You're making a mountain out of a molehill.
This is no big deal (finger wagging).
We also need a firefighter-- You can pick from four different firefighters-- a shopper, a tv watcher, a vide gamer, or a web surfer.
And I'd also like someone to come up and volunteer to be the self–this will be a nonspeaking role for this demonstration, you just need to stand here and exude some calm, confidence and clarity
So Self, I want you to just stand here and feel your fabulous qualities of calm and clarity and confidence. Radiate. Now I invite, you, exile to play your part. Pause. Now I invite the manager to step in and do your job. Now let's have the exile and manager at the same time. Pause. The manager's minimizing is not working–the exile still feels upset–so we need a firefighter. I invite the firefighter to leap into action. Let's hear you, firefighter. Now let's have the exile, manager and firefighter all going at once.
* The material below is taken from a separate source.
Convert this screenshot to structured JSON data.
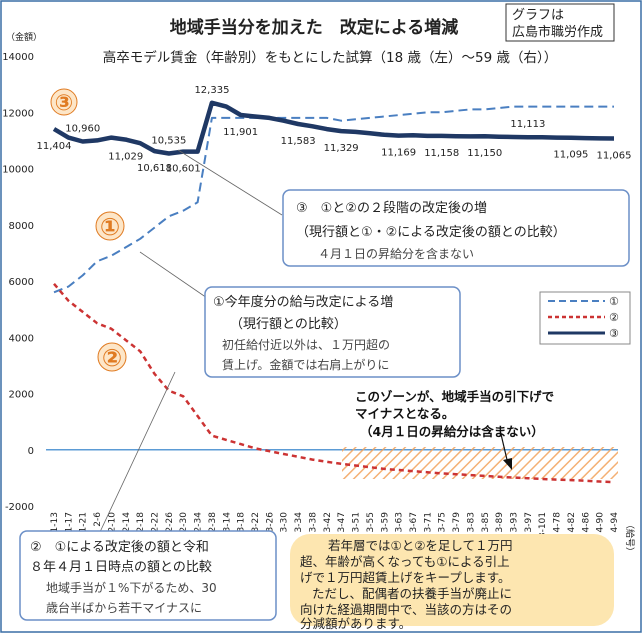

Pause.
So you can see that as parts come on the scene, they block out the self, in the same way that clouds block the Sun. The Self is always there-- the client is naturally creative, resourceful and whole behind all these parts-- but when the parts get going, they block out the Self. So our job as coaches is to help our clients slow it down, and begin to identify their different parts as parts. Because in the moment when a client thinks to herself, “Oh I am not the one who believes I'm worthless, that's just a part of me” that creates separation between the part and the self, and that allows a little bit of the self to shine through. And that's all it takes sometimes to help our clients make the next shift they need to make.
de-role. Thanks. Back to seats.
So now I'd like to open up space for questions. We have about [10 minutes] [15 min.] if you feel comfortable you can project loudly and I will repeat back what you said or you can also queue up at the microphone.